RBN || Karawang
Presiden Prabowo Subianto menegaskan bahwa keberhasilan Indonesia mencapai mandatori Biodiesel B50 merupakan hasil dari kesinambungan kebijakan yang dibangun lintas pemerintahan. Menurutnya, penguatan ketahanan energi nasional adalah buah dari kerja bersama yang telah dirintis sejak era Presiden ke-6 RI Susilo Bambang Yudhoyono (SBY), dilanjutkan pada masa pemerintahan Presiden Joko Widodo (Jokowi), dan kini diteruskan pada pemerintahannya.
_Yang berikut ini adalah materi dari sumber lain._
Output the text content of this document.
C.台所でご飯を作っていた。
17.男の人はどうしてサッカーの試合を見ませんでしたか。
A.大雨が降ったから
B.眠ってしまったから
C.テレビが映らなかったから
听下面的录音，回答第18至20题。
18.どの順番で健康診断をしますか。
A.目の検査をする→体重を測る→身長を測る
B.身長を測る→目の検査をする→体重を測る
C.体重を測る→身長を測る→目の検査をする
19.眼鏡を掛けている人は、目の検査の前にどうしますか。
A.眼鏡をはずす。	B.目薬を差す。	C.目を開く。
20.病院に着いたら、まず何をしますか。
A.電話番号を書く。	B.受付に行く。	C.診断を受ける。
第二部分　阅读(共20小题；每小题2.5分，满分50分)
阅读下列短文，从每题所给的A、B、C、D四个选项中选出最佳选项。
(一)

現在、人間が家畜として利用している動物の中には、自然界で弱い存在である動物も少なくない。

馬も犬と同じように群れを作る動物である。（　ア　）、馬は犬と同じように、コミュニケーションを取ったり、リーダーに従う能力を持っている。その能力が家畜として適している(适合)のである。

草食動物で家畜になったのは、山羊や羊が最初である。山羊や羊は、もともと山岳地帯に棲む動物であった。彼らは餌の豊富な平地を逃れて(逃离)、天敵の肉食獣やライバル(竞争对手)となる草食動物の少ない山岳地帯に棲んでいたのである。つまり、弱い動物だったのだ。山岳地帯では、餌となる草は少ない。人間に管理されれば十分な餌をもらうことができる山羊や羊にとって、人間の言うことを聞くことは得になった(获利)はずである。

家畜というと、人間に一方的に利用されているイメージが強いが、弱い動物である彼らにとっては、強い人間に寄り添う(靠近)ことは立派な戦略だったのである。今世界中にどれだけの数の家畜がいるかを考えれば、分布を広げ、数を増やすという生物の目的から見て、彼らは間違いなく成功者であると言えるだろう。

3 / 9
Pernyataan tersebut disampaikan Presiden saat meresmikan peluncuran Mandatori Biodiesel B50 di Rest Area KM 57, Kabupaten Karawang, Jawa Barat, Kamis (9/7/2026).
Prabowo menggambarkan pembangunan sektor energi sebagai sebuah estafet kepemimpinan yang memerlukan komitmen jangka panjang. Menurutnya, keberhasilan sebuah program strategis tidak dapat dicapai hanya dalam satu periode pemerintahan, melainkan membutuhkan kesinambungan kebijakan dan kerja sama antargenerasi pemimpin.
“Ini adalah estafet. Apa yang dirintis sejak 2008 terus dilanjutkan hingga hari ini, sehingga Indonesia mampu mencapai target B50,” ujar Presiden.
Ia juga memberikan apresiasi kepada seluruh pihak yang berperan dalam mewujudkan program tersebut, mulai dari kementerian, lembaga pemerintah, pelaku industri, hingga para pemangku kepentingan di sektor energi dan kelapa sawit. Prabowo menilai kolaborasi menjadi fondasi utama dalam memperkuat kemandirian energi nasional.
Presiden menegaskan bahwa pembangunan akan berjalan lebih baik apabila setiap pemerintahan mampu melanjutkan program yang telah terbukti bermanfaat bagi masyarakat. Karena itu, ia mengajak seluruh elemen bangsa untuk menghargai kontribusi para pemimpin terdahulu serta mengedepankan persatuan dibandingkan saling mencela atau menyebarkan fitnah.
Menurut Prabowo, perbedaan pandangan merupakan bagian dari kehidupan demokrasi. Namun, pemerintah tetap berkomitmen menjalankan kebijakan yang diyakini mampu membawa manfaat bagi bangsa, memperkuat ketahanan energi, serta mendorong Indonesia menuju kemandirian dan keberlanjutan di masa depan.